A Guide to the Canine Herpes Virus...

The canine herpes virus is a very serious medical condition that is associated with the female genitalia. If the virus is present then this can lead to the pregnancy being aborted. It is also possible that the entire litter can die straight after whelping or the pregnant bitch can give birth to stillborn puppies. The condition can also lead to the female becoming infertile.

As previously mentioned puppies can die very quickly if the herpes virus is present (the canine herpes virus is transmitted by the female through the female's oral and vaginal secretions that have become infected).

If the female is experiencing a case of herpes then it is possible that the puppies could be saved through an emergency caesarean operation and the puppies reared isolated in incubators (although this does not always guarantee that the affected puppies will survive).

The symptoms of a dog experiencing herpes will normally include vaginitis and rhinitis. Unfortunately there is currently no known vaccine to protect dogs from the virus (although immunity can be increased via a vaccine discussed on the right of the page).

The causes of canine herpes virus is through the virus being transmitted to the puppies either through the birth canal or through one of the puppies having contact with another dog or human that has been in contact with the herpes virus (possibly through having touched an infected dog or puppy). Once the puppies have become infected the symptoms will normally start to show from the age of five days up to twenty one days old. The symptoms will normally include puppies passing discolored diarrhea, becoming bloated and whimpering. Affected puppies may also lose coordination and experience a sudden drop in their temperature. Puppies can die very quickly after symptoms develop.

Puppy mortality (death) is actually more common than some owners realise. In fact it is estimated that approximately 1 in 3 puppies do not survive past the weaning age. This could be due to a variety of factors including inadequate vaccinations, lack of feeding from the mother or poor unhygienic whelping quarters. It is also possible for puppies to become badly injured during the actual birth (during the expulsion from the birth canal) or from diseases being passed on via the mother. If the mother's milk is in bad condition then this could lead to health problems and even death for the puppies.

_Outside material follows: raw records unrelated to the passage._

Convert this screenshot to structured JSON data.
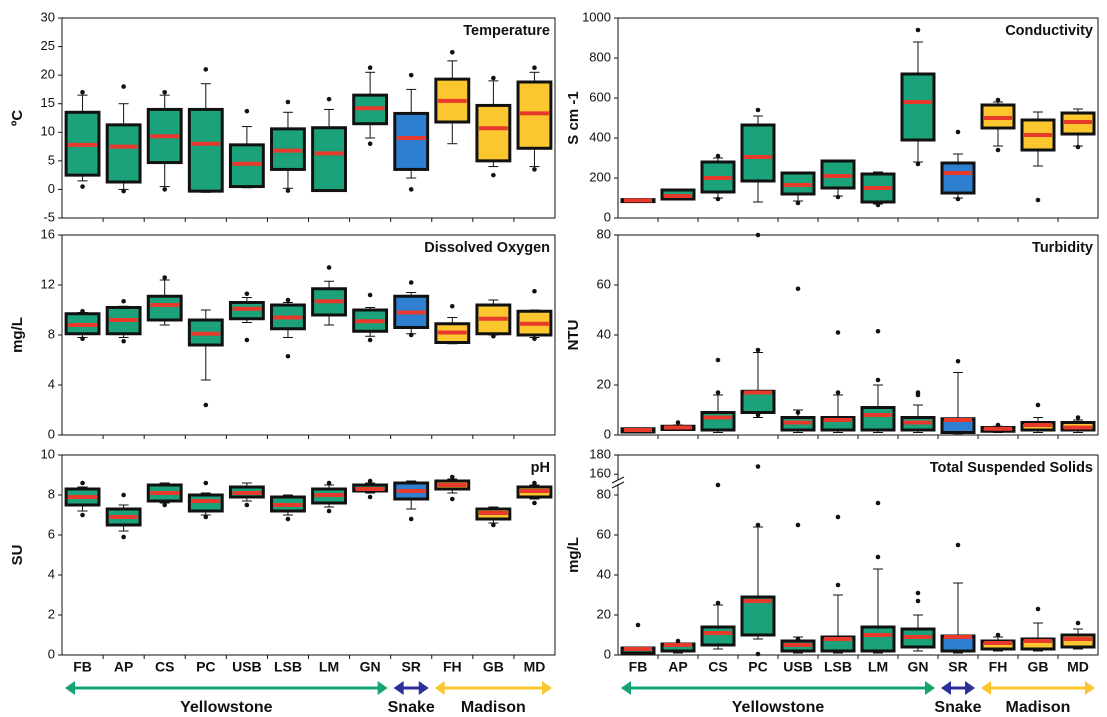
{
  "chart_data": {
    "type": "box",
    "categories": [
      "FB",
      "AP",
      "CS",
      "PC",
      "USB",
      "LSB",
      "LM",
      "GN",
      "SR",
      "FH",
      "GB",
      "MD"
    ],
    "colors": [
      "#1ca27a",
      "#1ca27a",
      "#1ca27a",
      "#1ca27a",
      "#1ca27a",
      "#1ca27a",
      "#1ca27a",
      "#1ca27a",
      "#2f7fd1",
      "#fcc72e",
      "#fcc72e",
      "#fcc72e"
    ],
    "label_colors": [
      "#16a36f",
      "#16a36f",
      "#16a36f",
      "#16a36f",
      "#16a36f",
      "#16a36f",
      "#16a36f",
      "#16a36f",
      "#2b2f9a",
      "#fcc72e",
      "#fcc72e",
      "#fcc72e"
    ],
    "median_color": "#e8392d",
    "groups": [
      {
        "name": "Yellowstone",
        "color": "#16a36f",
        "from": "FB",
        "to": "GN"
      },
      {
        "name": "Snake",
        "color": "#2b2f9a",
        "from": "SR",
        "to": "SR"
      },
      {
        "name": "Madison",
        "color": "#fcc72e",
        "from": "FH",
        "to": "MD"
      }
    ],
    "panels": [
      {
        "title": "Temperature",
        "ylabel": "ºC",
        "ylim": [
          -5,
          30
        ],
        "yticks": [
          -5,
          0,
          5,
          10,
          15,
          20,
          25,
          30
        ],
        "stats": [
          {
            "low": 1.5,
            "q1": 2.5,
            "median": 7.8,
            "q3": 13.5,
            "high": 16.5,
            "outliers": [
              0.5,
              17
            ]
          },
          {
            "low": 0,
            "q1": 1.3,
            "median": 7.5,
            "q3": 11.3,
            "high": 15,
            "outliers": [
              -0.3,
              18
            ]
          },
          {
            "low": 0.5,
            "q1": 4.7,
            "median": 9.3,
            "q3": 14,
            "high": 16.5,
            "outliers": [
              0,
              17
            ]
          },
          {
            "low": -0.5,
            "q1": -0.3,
            "median": 8,
            "q3": 14,
            "high": 18.5,
            "outliers": [
              21
            ]
          },
          {
            "low": 0.3,
            "q1": 0.5,
            "median": 4.5,
            "q3": 7.8,
            "high": 11,
            "outliers": [
              13.7
            ]
          },
          {
            "low": 0.2,
            "q1": 3.5,
            "median": 6.8,
            "q3": 10.6,
            "high": 13.5,
            "outliers": [
              -0.2,
              15.3
            ]
          },
          {
            "low": -0.3,
            "q1": -0.2,
            "median": 6.3,
            "q3": 10.8,
            "high": 14,
            "outliers": [
              15.8
            ]
          },
          {
            "low": 9,
            "q1": 11.5,
            "median": 14.2,
            "q3": 16.5,
            "high": 20.5,
            "outliers": [
              8,
              21.3
            ]
          },
          {
            "low": 2,
            "q1": 3.5,
            "median": 9,
            "q3": 13.3,
            "high": 17.5,
            "outliers": [
              0,
              20
            ]
          },
          {
            "low": 8,
            "q1": 11.8,
            "median": 15.5,
            "q3": 19.3,
            "high": 22.5,
            "outliers": [
              24
            ]
          },
          {
            "low": 4,
            "q1": 5,
            "median": 10.7,
            "q3": 14.7,
            "high": 19,
            "outliers": [
              2.5,
              19.5
            ]
          },
          {
            "low": 4,
            "q1": 7.2,
            "median": 13.3,
            "q3": 18.8,
            "high": 20.5,
            "outliers": [
              3.5,
              21.3
            ]
          }
        ]
      },
      {
        "title": "Conductivity",
        "ylabel": "S cm -1",
        "ylim": [
          0,
          1000
        ],
        "yticks": [
          0,
          200,
          400,
          600,
          800,
          1000
        ],
        "stats": [
          {
            "low": 80,
            "q1": 85,
            "median": 88,
            "q3": 92,
            "high": 95,
            "outliers": []
          },
          {
            "low": 90,
            "q1": 95,
            "median": 110,
            "q3": 140,
            "high": 145,
            "outliers": []
          },
          {
            "low": 100,
            "q1": 130,
            "median": 200,
            "q3": 280,
            "high": 300,
            "outliers": [
              95,
              310
            ]
          },
          {
            "low": 80,
            "q1": 185,
            "median": 305,
            "q3": 465,
            "high": 510,
            "outliers": [
              540
            ]
          },
          {
            "low": 85,
            "q1": 120,
            "median": 165,
            "q3": 225,
            "high": 230,
            "outliers": [
              75
            ]
          },
          {
            "low": 110,
            "q1": 150,
            "median": 210,
            "q3": 285,
            "high": 290,
            "outliers": [
              105
            ]
          },
          {
            "low": 70,
            "q1": 80,
            "median": 150,
            "q3": 220,
            "high": 230,
            "outliers": [
              65
            ]
          },
          {
            "low": 280,
            "q1": 390,
            "median": 580,
            "q3": 720,
            "high": 880,
            "outliers": [
              940,
              270
            ]
          },
          {
            "low": 100,
            "q1": 125,
            "median": 225,
            "q3": 275,
            "high": 320,
            "outliers": [
              430,
              95
            ]
          },
          {
            "low": 360,
            "q1": 450,
            "median": 500,
            "q3": 565,
            "high": 580,
            "outliers": [
              340,
              590
            ]
          },
          {
            "low": 260,
            "q1": 340,
            "median": 415,
            "q3": 490,
            "high": 530,
            "outliers": [
              90
            ]
          },
          {
            "low": 360,
            "q1": 420,
            "median": 480,
            "q3": 525,
            "high": 545,
            "outliers": [
              355
            ]
          }
        ]
      },
      {
        "title": "Dissolved Oxygen",
        "ylabel": "mg/L",
        "ylim": [
          0,
          16
        ],
        "yticks": [
          0,
          4,
          8,
          12,
          16
        ],
        "stats": [
          {
            "low": 7.8,
            "q1": 8.1,
            "median": 8.8,
            "q3": 9.7,
            "high": 9.8,
            "outliers": [
              7.7,
              9.9
            ]
          },
          {
            "low": 7.8,
            "q1": 8.1,
            "median": 9.2,
            "q3": 10.2,
            "high": 10.3,
            "outliers": [
              7.5,
              10.7
            ]
          },
          {
            "low": 8.8,
            "q1": 9.2,
            "median": 10.4,
            "q3": 11.1,
            "high": 12.4,
            "outliers": [
              12.6
            ]
          },
          {
            "low": 4.4,
            "q1": 7.2,
            "median": 8.1,
            "q3": 9.2,
            "high": 10,
            "outliers": [
              2.4
            ]
          },
          {
            "low": 9,
            "q1": 9.3,
            "median": 10.1,
            "q3": 10.6,
            "high": 11,
            "outliers": [
              7.6,
              11.3
            ]
          },
          {
            "low": 7.8,
            "q1": 8.5,
            "median": 9.4,
            "q3": 10.4,
            "high": 10.6,
            "outliers": [
              6.3,
              10.8
            ]
          },
          {
            "low": 8.8,
            "q1": 9.6,
            "median": 10.7,
            "q3": 11.7,
            "high": 12.3,
            "outliers": [
              13.4
            ]
          },
          {
            "low": 7.9,
            "q1": 8.3,
            "median": 9.1,
            "q3": 10,
            "high": 10.2,
            "outliers": [
              7.6,
              11.2
            ]
          },
          {
            "low": 8.1,
            "q1": 8.6,
            "median": 9.8,
            "q3": 11.1,
            "high": 11.4,
            "outliers": [
              12.2,
              8
            ]
          },
          {
            "low": 7.3,
            "q1": 7.4,
            "median": 8.2,
            "q3": 8.9,
            "high": 9.4,
            "outliers": [
              10.3
            ]
          },
          {
            "low": 8,
            "q1": 8.1,
            "median": 9.3,
            "q3": 10.4,
            "high": 10.8,
            "outliers": [
              7.9
            ]
          },
          {
            "low": 7.8,
            "q1": 8,
            "median": 8.9,
            "q3": 9.9,
            "high": 10,
            "outliers": [
              7.7,
              11.5
            ]
          }
        ]
      },
      {
        "title": "Turbidity",
        "ylabel": "NTU",
        "ylim": [
          0,
          80
        ],
        "yticks": [
          0,
          20,
          40,
          60,
          80
        ],
        "stats": [
          {
            "low": 1,
            "q1": 1.2,
            "median": 2,
            "q3": 2.5,
            "high": 2.7,
            "outliers": []
          },
          {
            "low": 2,
            "q1": 2.2,
            "median": 3,
            "q3": 3.5,
            "high": 4,
            "outliers": [
              5
            ]
          },
          {
            "low": 1,
            "q1": 2,
            "median": 7,
            "q3": 9,
            "high": 16,
            "outliers": [
              30,
              17
            ]
          },
          {
            "low": 7,
            "q1": 9,
            "median": 17,
            "q3": 17.5,
            "high": 33,
            "outliers": [
              80,
              34,
              8
            ]
          },
          {
            "low": 1,
            "q1": 2,
            "median": 5,
            "q3": 7,
            "high": 10,
            "outliers": [
              58.5,
              9
            ]
          },
          {
            "low": 1,
            "q1": 2,
            "median": 6,
            "q3": 7,
            "high": 16,
            "outliers": [
              41,
              17
            ]
          },
          {
            "low": 1,
            "q1": 2,
            "median": 8,
            "q3": 11,
            "high": 20,
            "outliers": [
              41.5,
              22
            ]
          },
          {
            "low": 1,
            "q1": 2,
            "median": 5,
            "q3": 7,
            "high": 12,
            "outliers": [
              17,
              16
            ]
          },
          {
            "low": 0.5,
            "q1": 1,
            "median": 6,
            "q3": 6.5,
            "high": 25,
            "outliers": [
              29.5
            ]
          },
          {
            "low": 1,
            "q1": 1.5,
            "median": 2.5,
            "q3": 3,
            "high": 3.5,
            "outliers": [
              4
            ]
          },
          {
            "low": 1,
            "q1": 2,
            "median": 4,
            "q3": 5,
            "high": 7,
            "outliers": [
              12
            ]
          },
          {
            "low": 1,
            "q1": 2,
            "median": 3,
            "q3": 5,
            "high": 6,
            "outliers": [
              7
            ]
          }
        ]
      },
      {
        "title": "pH",
        "ylabel": "SU",
        "ylim": [
          0,
          10
        ],
        "yticks": [
          0,
          2,
          4,
          6,
          8,
          10
        ],
        "stats": [
          {
            "low": 7.2,
            "q1": 7.5,
            "median": 7.9,
            "q3": 8.3,
            "high": 8.4,
            "outliers": [
              7,
              8.6
            ]
          },
          {
            "low": 6.2,
            "q1": 6.5,
            "median": 6.9,
            "q3": 7.3,
            "high": 7.5,
            "outliers": [
              5.9,
              8
            ]
          },
          {
            "low": 7.6,
            "q1": 7.7,
            "median": 8.1,
            "q3": 8.5,
            "high": 8.6,
            "outliers": [
              7.5
            ]
          },
          {
            "low": 7,
            "q1": 7.2,
            "median": 7.7,
            "q3": 8,
            "high": 8.1,
            "outliers": [
              6.9,
              8.6
            ]
          },
          {
            "low": 7.7,
            "q1": 7.9,
            "median": 8.1,
            "q3": 8.4,
            "high": 8.6,
            "outliers": [
              7.5
            ]
          },
          {
            "low": 7,
            "q1": 7.2,
            "median": 7.5,
            "q3": 7.9,
            "high": 8,
            "outliers": [
              6.8
            ]
          },
          {
            "low": 7.4,
            "q1": 7.6,
            "median": 8,
            "q3": 8.3,
            "high": 8.5,
            "outliers": [
              7.2,
              8.6
            ]
          },
          {
            "low": 8.1,
            "q1": 8.2,
            "median": 8.3,
            "q3": 8.5,
            "high": 8.6,
            "outliers": [
              7.9,
              8.7
            ]
          },
          {
            "low": 7.3,
            "q1": 7.8,
            "median": 8.2,
            "q3": 8.6,
            "high": 8.7,
            "outliers": [
              6.8
            ]
          },
          {
            "low": 8.1,
            "q1": 8.3,
            "median": 8.5,
            "q3": 8.7,
            "high": 8.8,
            "outliers": [
              7.8,
              8.9
            ]
          },
          {
            "low": 6.6,
            "q1": 6.8,
            "median": 7.1,
            "q3": 7.3,
            "high": 7.4,
            "outliers": [
              6.5
            ]
          },
          {
            "low": 7.8,
            "q1": 7.9,
            "median": 8.2,
            "q3": 8.4,
            "high": 8.5,
            "outliers": [
              7.6,
              8.6
            ]
          }
        ]
      },
      {
        "title": "Total Suspended Solids",
        "ylabel": "mg/L",
        "ylim": [
          0,
          180
        ],
        "ybreak": [
          85,
          155
        ],
        "yticks": [
          0,
          20,
          40,
          60,
          80,
          160,
          180
        ],
        "stats": [
          {
            "low": 0.5,
            "q1": 1,
            "median": 3,
            "q3": 3.5,
            "high": 4,
            "outliers": [
              15
            ]
          },
          {
            "low": 1,
            "q1": 2,
            "median": 5,
            "q3": 5.5,
            "high": 6,
            "outliers": [
              7
            ]
          },
          {
            "low": 3,
            "q1": 5,
            "median": 11,
            "q3": 14,
            "high": 25,
            "outliers": [
              85,
              26
            ]
          },
          {
            "low": 8,
            "q1": 10,
            "median": 27,
            "q3": 29,
            "high": 64,
            "outliers": [
              168,
              65,
              0.5
            ]
          },
          {
            "low": 1,
            "q1": 2,
            "median": 5,
            "q3": 7,
            "high": 9,
            "outliers": [
              65,
              8
            ]
          },
          {
            "low": 1,
            "q1": 2,
            "median": 8,
            "q3": 9,
            "high": 30,
            "outliers": [
              69,
              35
            ]
          },
          {
            "low": 1,
            "q1": 2,
            "median": 10,
            "q3": 14,
            "high": 43,
            "outliers": [
              76,
              49
            ]
          },
          {
            "low": 2,
            "q1": 4,
            "median": 9,
            "q3": 13,
            "high": 20,
            "outliers": [
              31,
              27
            ]
          },
          {
            "low": 1,
            "q1": 2,
            "median": 9,
            "q3": 9.5,
            "high": 36,
            "outliers": [
              55
            ]
          },
          {
            "low": 2,
            "q1": 3,
            "median": 6,
            "q3": 7,
            "high": 9,
            "outliers": [
              10
            ]
          },
          {
            "low": 2,
            "q1": 3,
            "median": 7,
            "q3": 8,
            "high": 16,
            "outliers": [
              23
            ]
          },
          {
            "low": 3,
            "q1": 4,
            "median": 8,
            "q3": 10,
            "high": 13,
            "outliers": [
              16
            ]
          }
        ]
      }
    ]
  }
}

One of the most common factors leading to puppy fatalities is through hereditary defects including physical health defects such as a Cleft palate (this is where the puppy's mouth is not properly formed and leaves an opening in the puppy's mouth). A puppy suffering from a Cleft Palate may not be able to receive proper and adequate nourishment as the milk has a tendency to seep out of the puppy's mouth leading to possible malnourishment.

Another hereditary condition that can lead to puppy deaths is Umbilical hernia. This condition occurs when the fatty tissue or intestine starts to penetrate the abdominal lining and puts pressure on the puppy's skin (leading to swelling). Other conditions that can lead to puppy deaths can include physical immaturity of the young puppies, heart defects (disease), fading puppy syndrome (which can also be caused by the canine herpes virus), hemophilia and other circulatory problems. The Canine herpes virus (which is also referred to as CHV1 is also a cause of Kennel cough in dogs and puppies).

The only effective method to diagnose whether your puppy has experienced the virus is postmortem (after death). It is also possible for a vet to determine whether the infection has been a factor in the puppy's death via blood tests performed on the mother.


> Canine Herpes Virus


Below is a step by step guide to the Canine Herpesvirus (CHV)...

The virus is primarily seen in puppies less than a week old. The condition is transmitted via the uterus as the puppies pass through the birth canal. The condition can also be transmitted via contact with infected dogs or via contaminated objects. Dogs can also become infected by licking water from contaminated bowls.

The likelihood of a dog coming into contact with the virus within kennels is estimated at about 80% however this is reduced to about 10-15% for dogs found in normal household environments. It is important to also mention that adult dogs that do come into contact with the virus may only display mild symptoms or none at all. Adult dogs actually act as carriers of the infection (they will have become immune due to building up a resistance to the infection). However, they are still infectious and can pass the infection to other dogs and puppies.


Prevention and treatment...

As previously mentione dogs affected by the virus may only display mild symptoms (normally in the form of a respiratory tract infection). However, once this clears up the dog will still carry the virus but will not display any symptoms. It is also possible for a pregnant female to pass some of this immunity to their unborn offspring via the colostrum when the puppy feeds on their first milk.

There is a vaccine available that can protect puppies (known as the Eurican Herpes 205 vaccine). This is administered via an injection given to the female when she is ready for breeding. The next injection is administered a few weeks later.

The virus is also easily destroyed through a variety of household disinfectants. If the virus is exposed to heat (above 104 degrees farenheit) this will also kill the virus and it's ability to infect dogs and puppies.